Wherever you live, it's easy to feel very far from the place where political decisions are taken and the global players who take them. Actions are taken every day in our name, in the name of peace, freedom and democracy. Often it's more comfortable not to think about too much. We're encouraged to let the big guys take care of the nasty stuff, on our behalf. But what do we do if by accident we stumble upon the things we're not supposed to know about? What do we do with that information?

The CIA invented the term 'extraordinary rendition' in order to conceal what it really was - illegal kidnap and torture which flouts all the international agreements on human rights. The practice itself was devised in order to conceal the fact that it was using torture: by taking prisoners to another country, and getting them to do the dirty work for them, they could still deny that the US was engaged in torture.

The plan was unsuccessful in terms of capturing terrorists and preventing attacks. But it was incredibly successful in confusing people about what was going on.

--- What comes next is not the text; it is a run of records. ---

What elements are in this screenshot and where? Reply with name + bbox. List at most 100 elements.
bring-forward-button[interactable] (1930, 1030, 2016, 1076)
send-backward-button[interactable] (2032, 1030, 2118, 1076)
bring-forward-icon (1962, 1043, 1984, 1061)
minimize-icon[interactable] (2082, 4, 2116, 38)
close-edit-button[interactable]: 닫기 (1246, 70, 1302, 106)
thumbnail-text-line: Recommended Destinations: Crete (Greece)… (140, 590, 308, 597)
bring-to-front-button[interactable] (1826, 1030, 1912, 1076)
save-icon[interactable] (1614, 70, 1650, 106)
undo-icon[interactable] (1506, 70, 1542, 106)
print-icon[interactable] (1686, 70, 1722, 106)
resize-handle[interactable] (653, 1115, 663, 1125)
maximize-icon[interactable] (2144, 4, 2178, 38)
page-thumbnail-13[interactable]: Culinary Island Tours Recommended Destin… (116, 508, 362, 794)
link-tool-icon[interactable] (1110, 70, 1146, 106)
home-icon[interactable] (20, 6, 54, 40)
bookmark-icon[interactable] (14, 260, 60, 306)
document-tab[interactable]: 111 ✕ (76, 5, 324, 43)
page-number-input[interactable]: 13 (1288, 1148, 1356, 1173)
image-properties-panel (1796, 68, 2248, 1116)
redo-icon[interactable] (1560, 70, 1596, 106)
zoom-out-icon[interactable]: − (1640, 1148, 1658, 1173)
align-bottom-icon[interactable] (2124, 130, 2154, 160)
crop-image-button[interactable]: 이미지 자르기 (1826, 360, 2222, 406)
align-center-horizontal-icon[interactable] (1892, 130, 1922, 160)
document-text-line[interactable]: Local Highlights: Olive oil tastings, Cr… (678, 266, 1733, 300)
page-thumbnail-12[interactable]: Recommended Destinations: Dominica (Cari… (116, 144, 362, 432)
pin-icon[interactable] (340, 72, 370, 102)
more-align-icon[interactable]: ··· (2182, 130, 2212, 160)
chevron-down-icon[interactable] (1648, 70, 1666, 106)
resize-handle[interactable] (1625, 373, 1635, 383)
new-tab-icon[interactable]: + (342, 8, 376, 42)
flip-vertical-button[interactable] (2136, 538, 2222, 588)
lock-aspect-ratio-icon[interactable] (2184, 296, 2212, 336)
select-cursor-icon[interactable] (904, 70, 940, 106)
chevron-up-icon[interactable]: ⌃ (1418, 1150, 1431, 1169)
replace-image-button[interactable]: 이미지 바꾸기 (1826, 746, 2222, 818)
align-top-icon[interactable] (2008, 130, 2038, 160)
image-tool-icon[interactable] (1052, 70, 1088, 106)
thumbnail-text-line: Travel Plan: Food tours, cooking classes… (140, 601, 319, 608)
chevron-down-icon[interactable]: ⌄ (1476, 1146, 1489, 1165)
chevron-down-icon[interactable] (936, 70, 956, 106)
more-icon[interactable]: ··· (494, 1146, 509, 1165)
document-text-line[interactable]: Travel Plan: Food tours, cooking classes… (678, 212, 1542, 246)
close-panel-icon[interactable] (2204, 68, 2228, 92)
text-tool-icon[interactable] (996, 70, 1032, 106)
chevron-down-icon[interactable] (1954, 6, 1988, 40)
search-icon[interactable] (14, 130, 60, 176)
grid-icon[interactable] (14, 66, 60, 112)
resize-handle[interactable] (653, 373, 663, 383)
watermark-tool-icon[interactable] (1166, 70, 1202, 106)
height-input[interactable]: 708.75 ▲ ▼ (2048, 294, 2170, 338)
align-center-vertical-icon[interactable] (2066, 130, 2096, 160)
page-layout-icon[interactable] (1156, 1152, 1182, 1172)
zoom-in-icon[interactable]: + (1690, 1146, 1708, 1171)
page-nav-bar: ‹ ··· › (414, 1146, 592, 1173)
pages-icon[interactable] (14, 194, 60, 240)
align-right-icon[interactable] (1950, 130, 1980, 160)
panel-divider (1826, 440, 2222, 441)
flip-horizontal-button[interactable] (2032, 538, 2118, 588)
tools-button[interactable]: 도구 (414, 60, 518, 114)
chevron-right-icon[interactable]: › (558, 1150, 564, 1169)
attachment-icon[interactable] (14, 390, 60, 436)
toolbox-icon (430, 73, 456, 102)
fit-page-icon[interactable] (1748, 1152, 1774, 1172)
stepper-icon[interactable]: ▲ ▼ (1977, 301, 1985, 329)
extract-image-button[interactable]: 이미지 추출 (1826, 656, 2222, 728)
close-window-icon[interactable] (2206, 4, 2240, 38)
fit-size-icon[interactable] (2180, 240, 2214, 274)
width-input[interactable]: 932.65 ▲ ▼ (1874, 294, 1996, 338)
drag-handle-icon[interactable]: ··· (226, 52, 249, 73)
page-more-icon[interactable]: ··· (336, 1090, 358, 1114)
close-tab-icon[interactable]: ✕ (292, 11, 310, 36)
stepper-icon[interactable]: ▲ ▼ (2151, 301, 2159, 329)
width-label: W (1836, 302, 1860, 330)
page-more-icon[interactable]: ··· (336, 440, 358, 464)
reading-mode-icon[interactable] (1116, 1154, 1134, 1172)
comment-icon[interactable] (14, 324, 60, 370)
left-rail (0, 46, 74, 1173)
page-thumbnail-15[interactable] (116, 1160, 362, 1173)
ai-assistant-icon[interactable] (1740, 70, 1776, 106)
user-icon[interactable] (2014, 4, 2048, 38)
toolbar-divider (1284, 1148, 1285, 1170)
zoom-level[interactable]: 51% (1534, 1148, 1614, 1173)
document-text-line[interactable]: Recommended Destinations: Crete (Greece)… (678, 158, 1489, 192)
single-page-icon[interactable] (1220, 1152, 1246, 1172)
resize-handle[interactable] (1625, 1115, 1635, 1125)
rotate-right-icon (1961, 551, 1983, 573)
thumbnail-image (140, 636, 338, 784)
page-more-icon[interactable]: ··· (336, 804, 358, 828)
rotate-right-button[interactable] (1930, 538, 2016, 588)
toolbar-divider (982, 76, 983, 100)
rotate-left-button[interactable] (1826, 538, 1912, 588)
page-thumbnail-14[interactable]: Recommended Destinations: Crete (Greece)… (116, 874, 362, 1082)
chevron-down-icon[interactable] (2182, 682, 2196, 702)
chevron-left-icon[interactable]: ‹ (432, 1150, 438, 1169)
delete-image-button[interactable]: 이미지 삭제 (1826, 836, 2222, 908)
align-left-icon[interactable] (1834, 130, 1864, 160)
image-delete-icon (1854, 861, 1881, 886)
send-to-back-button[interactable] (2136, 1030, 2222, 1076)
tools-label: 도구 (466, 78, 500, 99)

It took some highly dedicated and tenacious investigative journalists to bring the story to light. But even then it was hard to grasp. What theatre can do, that journalism doesn't always, is to humanise these large, abstract stories, and make them personal. Theatre is an empathic artform. Through theatre you can put yourself in another person's shoes, and try out how it would feel if it happened to you.

In Blue Sky an investigative journalist is attempting to find out about a mystery plane which she suspects has been transporting prisoners. She hopes her old friend, a planespotter, will be able to help her. But he is unaware of the significance of the information at his fingertips. And then, like many of us, he's nervous that it'll land him in a lot of bother if he examines it too closely.

Since I started writing the play, more facts have emerged about British involvement in torture. Last week a former Wren and police officer resigned from the Iraq Historic Allegations Team because she says that some of her fellow investigators weren't taking seriously evidence of "quite terrible abuses" of Iraqi prisoners by British troops.

The whole story is depressing; but what's heartening is that abuses like this can't be kept secret for long in a democracy with a free press. It depends, though, on all of us being alert to what's being done in our name. It depends on us noticing those little planes landing at obscure airfields. However far from the seat of power we are. Even in the heart of the countryside.

Blue Sky is on at the Hampstead Theatre Studio from Wednesday 24 October until Saturday 3 November and at the Sherman Cymru in Cardiff from Tuesday 13 until Saturday 17 November.